"A succinct and well-researched study. Essential."
--"Choice"
"An important contribution to the history of Russian Jewry, the
Haskalah, and traditional Jewish society. I heartily recommend
it."
--Michael Stanislawski, Nathan J. Miller Professor of Jewish
History, Columbia University
Long before there were Jewish communities in the land of the
tsars, Jews inhabited a region which they called medinat rusiya,
the land of Russia. Prior to its annexation by Russia, the land of
Russia was not a center of rabbinic culture. But in 1772, with its
annexation by Tsarist Russia, this remote region was severed from
the Polish-Lithuanian Commonwealth; its 65,000 Jews were thus cut
off from the heartland of Jewish life in Eastern Europe. Forced
into independence, these Jews set about forging a community with
its own religious leadership and institutions.

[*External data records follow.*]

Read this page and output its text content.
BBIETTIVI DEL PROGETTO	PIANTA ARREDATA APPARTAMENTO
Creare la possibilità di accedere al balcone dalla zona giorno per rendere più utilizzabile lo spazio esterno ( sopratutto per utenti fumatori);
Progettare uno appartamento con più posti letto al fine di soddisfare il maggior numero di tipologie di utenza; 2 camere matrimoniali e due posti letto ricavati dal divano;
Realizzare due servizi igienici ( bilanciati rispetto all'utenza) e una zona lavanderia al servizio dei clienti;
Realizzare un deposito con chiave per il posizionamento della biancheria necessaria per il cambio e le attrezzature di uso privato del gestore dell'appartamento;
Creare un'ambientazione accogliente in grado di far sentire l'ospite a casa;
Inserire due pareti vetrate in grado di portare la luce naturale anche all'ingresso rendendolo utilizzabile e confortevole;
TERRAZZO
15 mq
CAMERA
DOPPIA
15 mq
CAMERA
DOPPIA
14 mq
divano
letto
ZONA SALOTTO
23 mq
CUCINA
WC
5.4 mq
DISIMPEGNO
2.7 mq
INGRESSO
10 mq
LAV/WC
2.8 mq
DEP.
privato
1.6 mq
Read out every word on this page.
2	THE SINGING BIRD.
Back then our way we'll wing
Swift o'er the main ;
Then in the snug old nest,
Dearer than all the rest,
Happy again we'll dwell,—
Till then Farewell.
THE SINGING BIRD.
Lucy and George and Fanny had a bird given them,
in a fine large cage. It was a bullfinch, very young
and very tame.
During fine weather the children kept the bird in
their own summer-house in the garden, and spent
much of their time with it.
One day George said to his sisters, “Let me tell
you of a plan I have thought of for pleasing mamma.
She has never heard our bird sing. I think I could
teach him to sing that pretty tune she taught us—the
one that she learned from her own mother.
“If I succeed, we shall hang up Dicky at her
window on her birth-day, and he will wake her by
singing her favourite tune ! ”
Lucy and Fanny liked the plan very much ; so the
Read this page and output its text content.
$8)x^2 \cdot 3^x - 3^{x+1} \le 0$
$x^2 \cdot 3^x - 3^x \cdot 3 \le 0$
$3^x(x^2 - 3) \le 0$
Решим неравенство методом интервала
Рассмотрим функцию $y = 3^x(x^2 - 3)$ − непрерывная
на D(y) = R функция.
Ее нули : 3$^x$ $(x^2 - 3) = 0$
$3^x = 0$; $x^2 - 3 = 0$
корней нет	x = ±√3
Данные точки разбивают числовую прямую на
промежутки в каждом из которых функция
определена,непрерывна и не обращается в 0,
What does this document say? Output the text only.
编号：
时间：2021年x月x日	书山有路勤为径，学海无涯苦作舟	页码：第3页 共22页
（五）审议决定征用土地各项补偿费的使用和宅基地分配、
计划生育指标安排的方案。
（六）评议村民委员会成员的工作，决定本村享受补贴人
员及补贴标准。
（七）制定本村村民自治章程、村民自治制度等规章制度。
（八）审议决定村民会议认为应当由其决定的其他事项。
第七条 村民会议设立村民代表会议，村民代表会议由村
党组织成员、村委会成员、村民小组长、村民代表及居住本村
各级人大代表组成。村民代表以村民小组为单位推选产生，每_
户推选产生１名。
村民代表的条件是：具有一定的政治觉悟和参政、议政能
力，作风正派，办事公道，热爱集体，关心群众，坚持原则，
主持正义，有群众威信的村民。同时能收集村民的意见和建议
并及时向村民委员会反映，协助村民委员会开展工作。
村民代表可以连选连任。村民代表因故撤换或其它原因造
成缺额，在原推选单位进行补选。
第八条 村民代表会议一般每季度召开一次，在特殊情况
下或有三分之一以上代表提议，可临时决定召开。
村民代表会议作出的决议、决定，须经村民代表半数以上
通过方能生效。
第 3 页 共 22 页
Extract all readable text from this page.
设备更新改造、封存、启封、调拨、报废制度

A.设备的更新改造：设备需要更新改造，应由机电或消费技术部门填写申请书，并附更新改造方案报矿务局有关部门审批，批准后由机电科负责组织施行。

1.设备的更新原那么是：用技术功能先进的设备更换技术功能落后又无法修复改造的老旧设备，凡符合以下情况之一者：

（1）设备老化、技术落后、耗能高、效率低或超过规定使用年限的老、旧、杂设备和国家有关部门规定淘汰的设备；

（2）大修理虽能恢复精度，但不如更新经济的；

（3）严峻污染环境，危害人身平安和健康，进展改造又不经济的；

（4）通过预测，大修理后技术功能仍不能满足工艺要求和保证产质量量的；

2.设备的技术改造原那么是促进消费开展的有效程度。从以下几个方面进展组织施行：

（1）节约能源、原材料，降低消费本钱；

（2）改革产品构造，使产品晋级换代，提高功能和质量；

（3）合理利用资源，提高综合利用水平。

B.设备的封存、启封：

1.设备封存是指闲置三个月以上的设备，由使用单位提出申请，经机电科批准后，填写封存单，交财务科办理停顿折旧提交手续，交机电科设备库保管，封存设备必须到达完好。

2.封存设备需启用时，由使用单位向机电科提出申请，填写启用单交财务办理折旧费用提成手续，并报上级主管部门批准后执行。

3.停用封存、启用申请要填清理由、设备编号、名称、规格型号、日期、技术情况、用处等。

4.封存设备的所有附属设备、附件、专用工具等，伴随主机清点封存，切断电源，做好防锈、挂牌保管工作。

The three great intellectual currents in East European
Jewry--Hasidism, Rabbinic Mitnagdism, and Haskalah--all converged
on Eastern Belorussia, where they clashed and competed. In the
course of a generation, the community of Shklov--the most prominent
of the towns in the area--witnessed an explosion of intellectual
and cultural activity.
Focusing on the social and intellectual odysseys of merchants,
maskilim, and rabbis, and their varied attempts to combine Judaism
and European culture, David Fishman here chronicles the remarkable
story of these first modern Jews of Russia.